Last October, the historic Dumbarton United Methodist Church in Washington, D.C., which features a pew where President Abraham Lincoln once sat, also backed an anti-Israel divestment proposal.
In March, three resolutions taking anti-Israel positions were adopted by the Methodist Church’s public policy arm, which voted in favor of resolutions seeking boycotts and divestment directed against companies regarded as “complicit in the Israeli presence in the West Bank”.
Equating Israel with apartheid South Africa is a recurring theme among pro-Palestinian Methodist groups.
The Methodist Church is not alone in this anti-Israel wave. The wealthiest US Church, the Presbyterian, will also vote the divestment proposal during its General Assembly in Pittsburgh. The Church’s Committee on Mission Responsibility Through Investment urged the General Assembly to fully embrace the boycott movement against some major companies which are based in Israel.
Last November, the Presbyterian Church hold a conference in Louisville and it embraced the “Kairos Document”, which rejects the Jewish State and says that Israeli security policies are “a sin against God”.
"Liberal" Church efforts to divest from companies doing business with Israel are part of a bigger trend which demonizes Judaism. At the recent Louisville symposium, Eugene March, professor emeritus of Old Testament at Presbyterian Seminary, said the Jewish right to the land is “invalid”, while Gary Burge, professor of New Testament at Wheaton College, criticized “the territorial worldview of Judaism”.
Anti-Jewish eschatology is nothing new in the Presbyterian denomination. When the US Church voted to divest from Israel in 2004, its flagship intellectual journal, Church and Society, ran an essay by theologian Robert Hamerton-Kelly who argues that Judaism has always been “a blood-thirsty, primitive religion”.

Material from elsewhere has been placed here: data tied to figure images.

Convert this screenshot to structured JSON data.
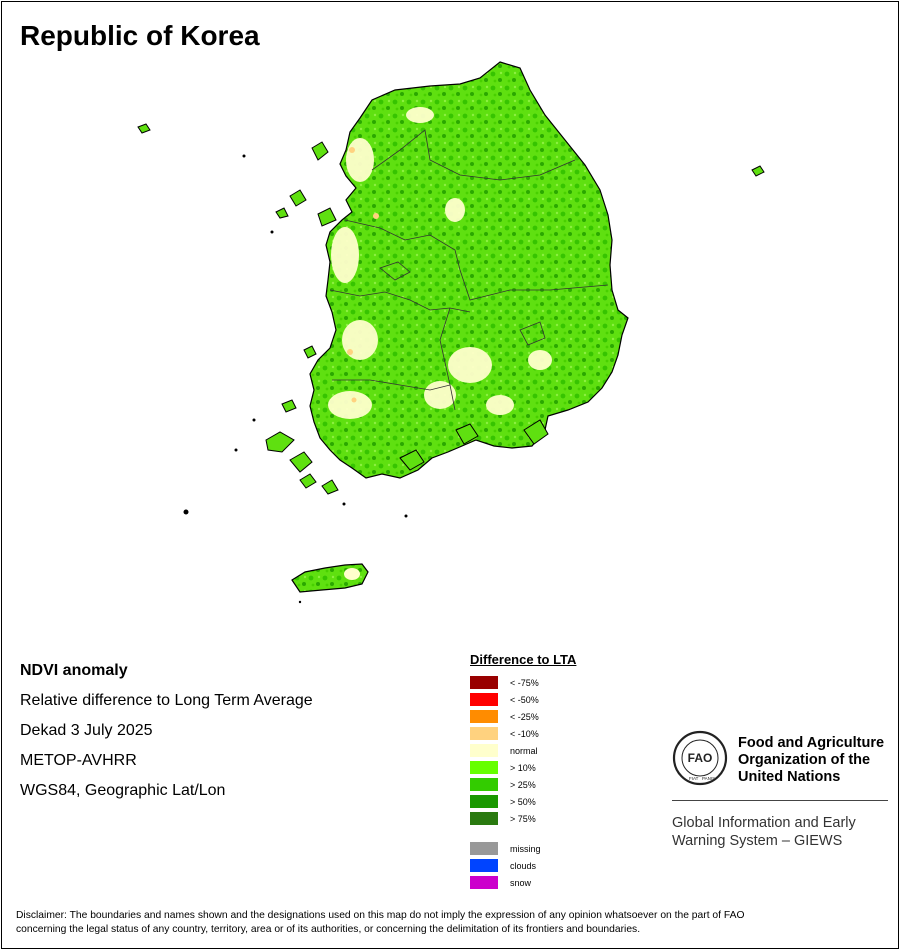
{
  "title": "Republic of Korea",
  "info": {
    "heading": "NDVI anomaly",
    "line1": "Relative difference to Long Term Average",
    "line2": "Dekad 3 July 2025",
    "line3": "METOP-AVHRR",
    "line4": "WGS84, Geographic Lat/Lon"
  },
  "legend": {
    "title": "Difference to LTA",
    "classes": [
      {
        "label": "< -75%",
        "color": "#990000"
      },
      {
        "label": "< -50%",
        "color": "#ff0000"
      },
      {
        "label": "< -25%",
        "color": "#ff8c00"
      },
      {
        "label": "< -10%",
        "color": "#ffd27f"
      },
      {
        "label": "normal",
        "color": "#ffffcc"
      },
      {
        "label": "> 10%",
        "color": "#66ff00"
      },
      {
        "label": "> 25%",
        "color": "#33cc00"
      },
      {
        "label": "> 50%",
        "color": "#1a9900"
      },
      {
        "label": "> 75%",
        "color": "#2a7a10"
      }
    ],
    "extra": [
      {
        "label": "missing",
        "color": "#999999"
      },
      {
        "label": "clouds",
        "color": "#0044ff"
      },
      {
        "label": "snow",
        "color": "#cc00cc"
      }
    ]
  },
  "fao": {
    "name_line1": "Food and Agriculture",
    "name_line2": "Organization of the",
    "name_line3": "United Nations",
    "giews_line1": "Global Information and Early",
    "giews_line2": "Warning System – GIEWS",
    "logo_text": "FAO",
    "logo_motto_left": "FIAT",
    "logo_motto_right": "PANIS"
  },
  "disclaimer": {
    "line1": "Disclaimer: The boundaries and names shown and the designations used on this map do not imply the expression of any opinion whatsoever on the part of FAO",
    "line2": "concerning the legal status of any country, territory, area or of its authorities, or concerning the delimitation of its frontiers and boundaries."
  }
}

The well-known Old Testament scholar Walter Brueggemann, who is professor emeritus at Presbyterian Church affiliated Columbia Theological Seminary and one of America’s most influential left-leaning theologians, wonders if any idea of “chosen people” inevitably results in “absolutism” and the “seeds of violence”. This is a return to Martin Luther’s demonology, since the founder of Protestantism argued that the Jews were no longer the chosen people but instead “the Devil’s people”.
Stephen Sizer, British theologian and leader in these mainline Churches, released a declaration to support the UN Palestinian bid: “The New Testament insists the promises God made to Avraham are fulfilled not in the Jewish people but in Jesus and those who acknowledge him”.
Historically these two Churches have occupied the corridors of power and wealth in America. So although liberal Christianity is now declining in the United States, it still is culturally and politically important. Methodists and Presbyterians are the most aggressively anti-Israel among Protestant denominations, but all five of the mainline denominations in the US – Methodist, Presbyterian, Episcopalian, Lutheran and United Church of Christ – have debated and adopted policies intended to bring direct or indirect economic pressure on Israel.
As William van der Hoeven, an Evangelical with extensive Mideast experience put it as early as the 1970s, “The PLO has hijacked the main churches”. It’s a new form of Intifada "from Heaven".